Zoé fit une autre pause. D’une pensée transmise par son Interface, elle ordonna l’affichage, sur le vaste écran dans son dos, d’une partie du globe en hologramme et traitement de fausses couleurs, centrée sur un point du sous-continent indien. Immédiatement, les spectateurs se firent plus attentifs devant l’immense carte qui représentait l’Abîme. La surface était aussi vaste que l’Europe, avec pour épicentre ce qui avait autrefois été appelé Kanpur, en Inde, une ville qui comptait au 21ème siècle près de trois millions d’habitants. Les participants à cette conférence publique, retransmise jusqu’à l’orbite et la station Kennyata, sur Luna, étaient en majorité des agents juniors de l’UNADP, l’United Nations Advanced Departments of Police.  Pour nombre d’entre eux, ils étaient en formation sur le terrain, étape finale avant les examens qui décideraient de leur intégration dans la police internationale de l’UNE. Triés sur le volet par des concours terriblement exigeants, ils se considéraient déjà pour la plupart comme l’élite des forces de police de leurs nations respectives. Zoé ne se serait pas trompée en estimant pourtant que moins d’un demi pour cent d’entre eux avait réellement expérimenté de visu la confrontation à une manifestation paranormale d’une Twilight Zone. Ils n’en connaissaient pour la plupart que des notions théoriques mâtinées de rumeurs et d’idées reçues. Elle n’oserait pas ici leur avouer que son propre savoir sur le sujet n’était, en fin de compte, guère supérieur au leur. La seule différence est qu’elle avait vu naître le phénomène des Twiligt Zones, elle avait pu le voir se développer et évoluer, avec plus d’acuité qu’aucun d’entre eux ne pourrait jamais l’imaginer.

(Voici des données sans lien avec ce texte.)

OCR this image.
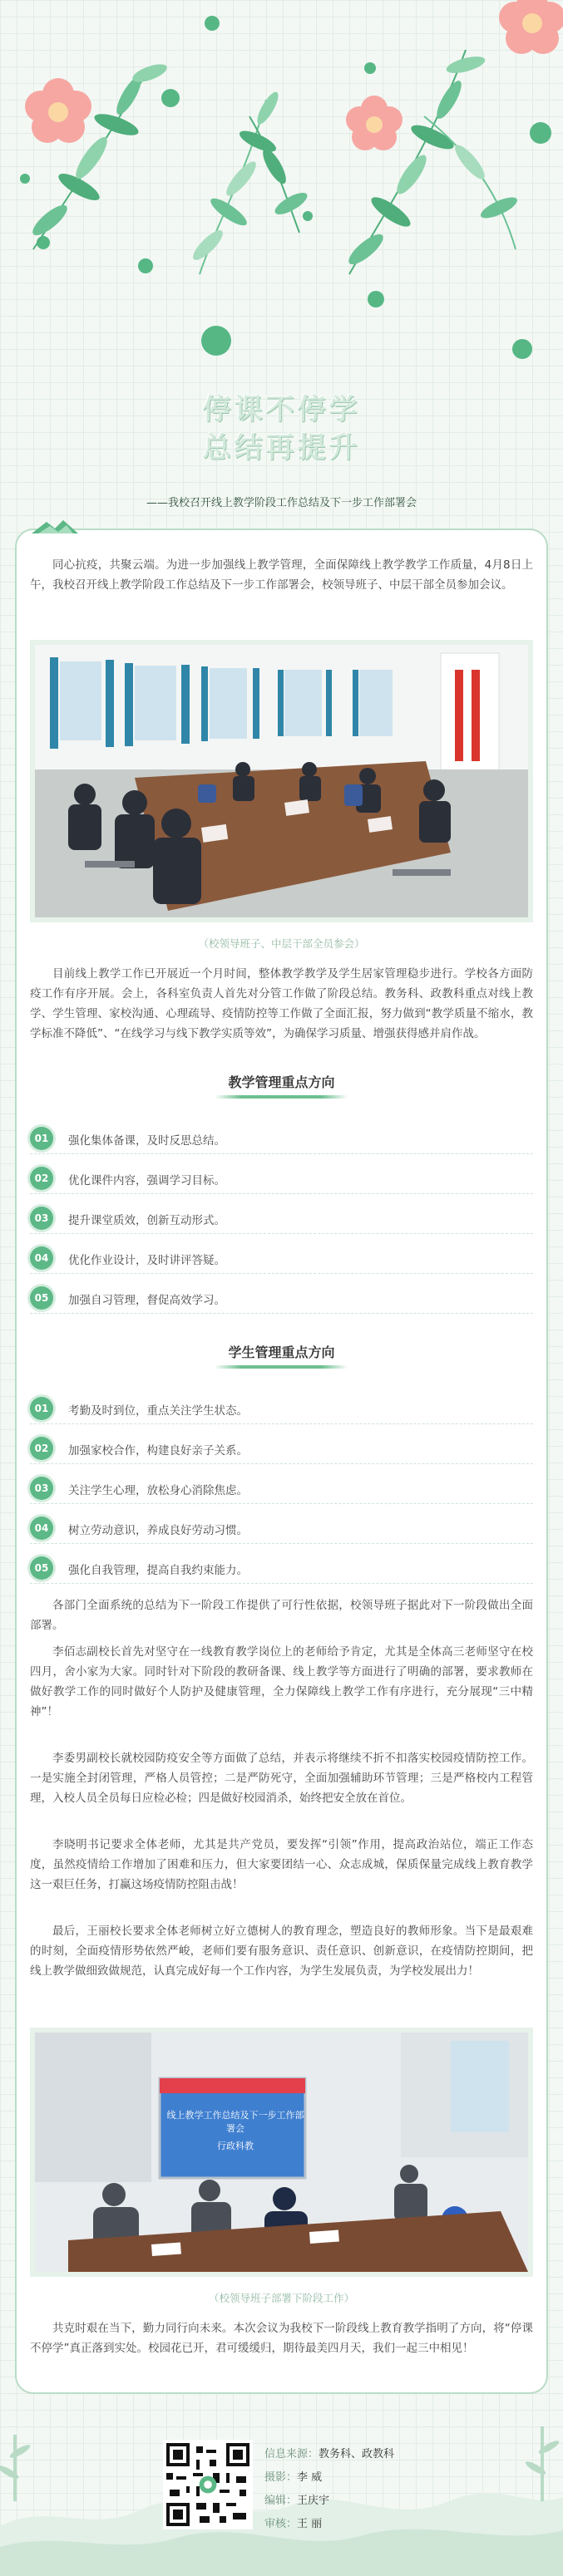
停课不停学
总结再提升
——我校召开线上教学阶段工作总结及下一步工作部署会

同心抗疫，共聚云端。为进一步加强线上教学管理，全面保障线上教学教学工作质量，4月8日上午，我校召开线上教学阶段工作总结及下一步工作部署会，校领导班子、中层干部全员参加会议。

（校领导班子、中层干部全员参会）

目前线上教学工作已开展近一个月时间，整体教学教学及学生居家管理稳步进行。学校各方面防疫工作有序开展。会上，各科室负责人首先对分管工作做了阶段总结。教务科、政教科重点对线上教学、学生管理、家校沟通、心理疏导、疫情防控等工作做了全面汇报，努力做到“教学质量不缩水，教学标准不降低”、“在线学习与线下教学实质等效”，为确保学习质量、增强获得感并肩作战。

教学管理重点方向
01	强化集体备课，及时反思总结。
02	优化课件内容，强调学习目标。
03	提升课堂质效，创新互动形式。
04	优化作业设计，及时讲评答疑。
05	加强自习管理，督促高效学习。
学生管理重点方向
01	考勤及时到位，重点关注学生状态。
02	加强家校合作，构建良好亲子关系。
03	关注学生心理，放松身心消除焦虑。
04	树立劳动意识，养成良好劳动习惯。
05	强化自我管理，提高自我约束能力。

各部门全面系统的总结为下一阶段工作提供了可行性依据，校领导班子据此对下一阶段做出全面部署。

李佰志副校长首先对坚守在一线教育教学岗位上的老师给予肯定，尤其是全体高三老师坚守在校四月，舍小家为大家。同时针对下阶段的教研备课、线上教学等方面进行了明确的部署，要求教师在做好教学工作的同时做好个人防护及健康管理，全力保障线上教学工作有序进行，充分展现“三中精神”！

李委男副校长就校园防疫安全等方面做了总结，并表示将继续不折不扣落实校园疫情防控工作。一是实施全封闭管理，严格人员管控；二是严防死守，全面加强辅助环节管理；三是严格校内工程管理，入校人员全员每日应检必检；四是做好校园消杀，始终把安全放在首位。

李晓明书记要求全体老师，尤其是共产党员，要发挥“引领”作用，提高政治站位，端正工作态度，虽然疫情给工作增加了困难和压力，但大家要团结一心、众志成城，保质保量完成线上教育教学这一艰巨任务，打赢这场疫情防控阻击战！

最后，王丽校长要求全体老师树立好立德树人的教育理念，塑造良好的教师形象。当下是最艰难的时刻，全面疫情形势依然严峻，老师们要有服务意识、责任意识、创新意识，在疫情防控期间，把线上教学做细致做规范，认真完成好每一个工作内容，为学生发展负责，为学校发展出力！

线上教学工作总结及下一步工作部署会
行政科教
（校领导班子部署下阶段工作）

共克时艰在当下，勤力同行向未来。本次会议为我校下一阶段线上教育教学指明了方向，将“停课不停学”真正落到实处。校园花已开，君可缓缓归，期待最美四月天，我们一起三中相见！

信息来源：教务科、政教科
摄影：李 威
编辑：王庆宇
审核：王 丽
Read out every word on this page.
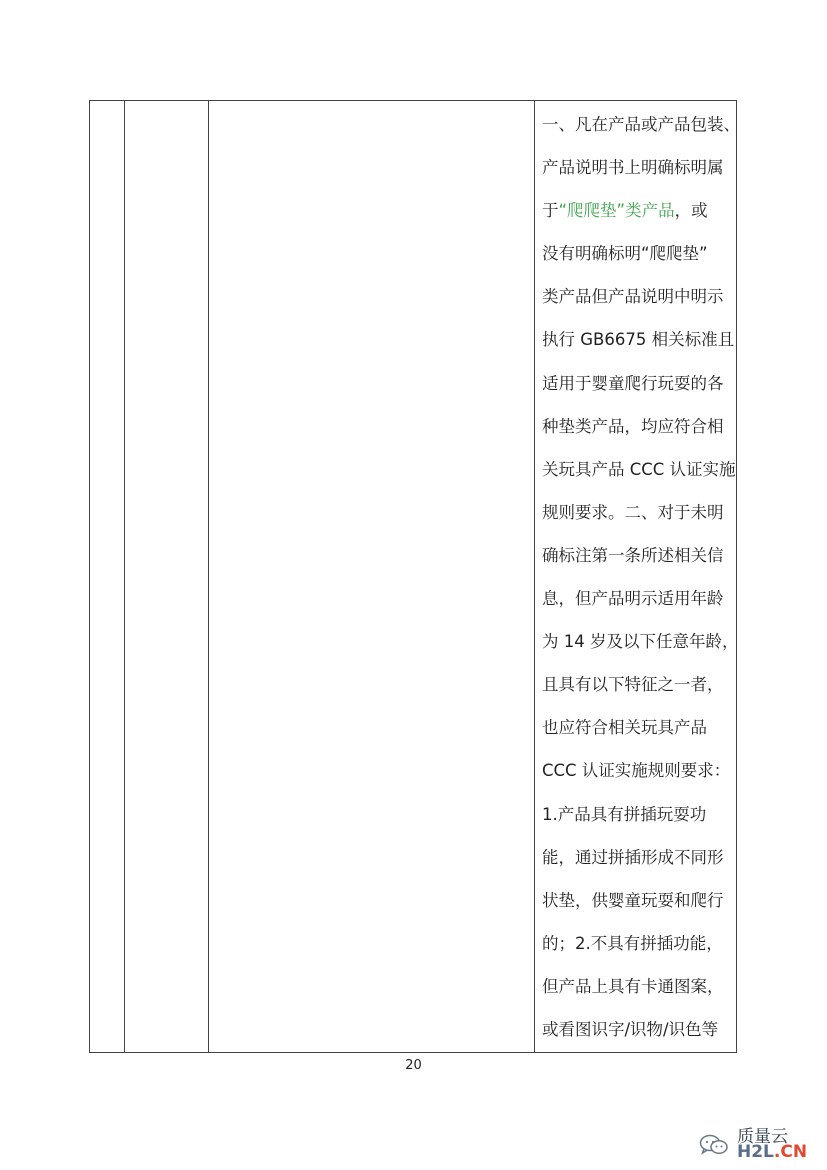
一、凡在产品或产品包装、
产品说明书上明确标明属
于“爬爬垫”类产品，或
没有明确标明“爬爬垫”
类产品但产品说明中明示
执行 GB6675 相关标准且
适用于婴童爬行玩耍的各
种垫类产品，均应符合相
关玩具产品 CCC 认证实施
规则要求。二、对于未明
确标注第一条所述相关信
息，但产品明示适用年龄
为 14 岁及以下任意年龄，
且具有以下特征之一者，
也应符合相关玩具产品
CCC 认证实施规则要求：
1.产品具有拼插玩耍功
能，通过拼插形成不同形
状垫，供婴童玩耍和爬行
的；2.不具有拼插功能，
但产品上具有卡通图案，
或看图识字/识物/识色等
20
质量云
H2L.CN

— Les premières esquisses de cette carte furent établies après la Fin des Temps, par les repérages de la Communauté de Shanghai, en 2061. Il fallut attendre 2090 et la mise en orbite des premiers satellites d’observation opérationnels pour obtenir enfin un relevé complet de l’étendue de l’Abîme. Depuis, le cœur du continent indien est devenu le lieu le plus observé, étudié et surveillé sur Terre ; le plus inaccessible et dangereux aussi. Ce que vous voyez représente les différents niveaux relevés d’altérations spatio-temporels à l’approche de l’épicentre de la singularité en son cœur.

Zoé se tourna sur l’immense projection de la carte et fit apparaître d’une pensée un anneau en son centre. Celui-ci délimitait une vaste zone de près de deux cents kilomètres de rayon, où la fausse couleur des différents niveaux d’activité cédait la place à une tache d’un gris terne, sans aucune nuance.

—  Et ceci, c’est la limite actuelle de nos moyens. J’oserai même dire que c’est la limite actuelle de notre science. Le cœur de l’Abîme ; le point zéro, au-delà duquel aucune observation n’a jamais été possible. Aucun scan ne donne le moindre résultat, aucun rayonnement n’en provient. On vous dira souvent qu’il s’agit d’un trou noir, une image pratique et fort à propos pour décrire l’immensité de notre ignorance. Mais nous savons que ce phénomène n’a rien à voir avec la physique des trous noirs : il y a toujours un terrain physique, une structure du réel, nichée au cœur de la singularité. Des expéditions se sont aventurées dans l’Abîme en tentant une approche directe vers la frontière de cette Singularité. Les informations parcellaires ainsi obtenues confirment l’hypothèse qu’au cœur de l’Abîme, selon toute vraisemblance, se cache la source présumée de toute les Twilight Zones de la Terre. Mais les survivants qui ont pu en revenir ont une expression qui revient souvent dans leur témoignage : au fond de l’Abîme, il y a l’Enfer.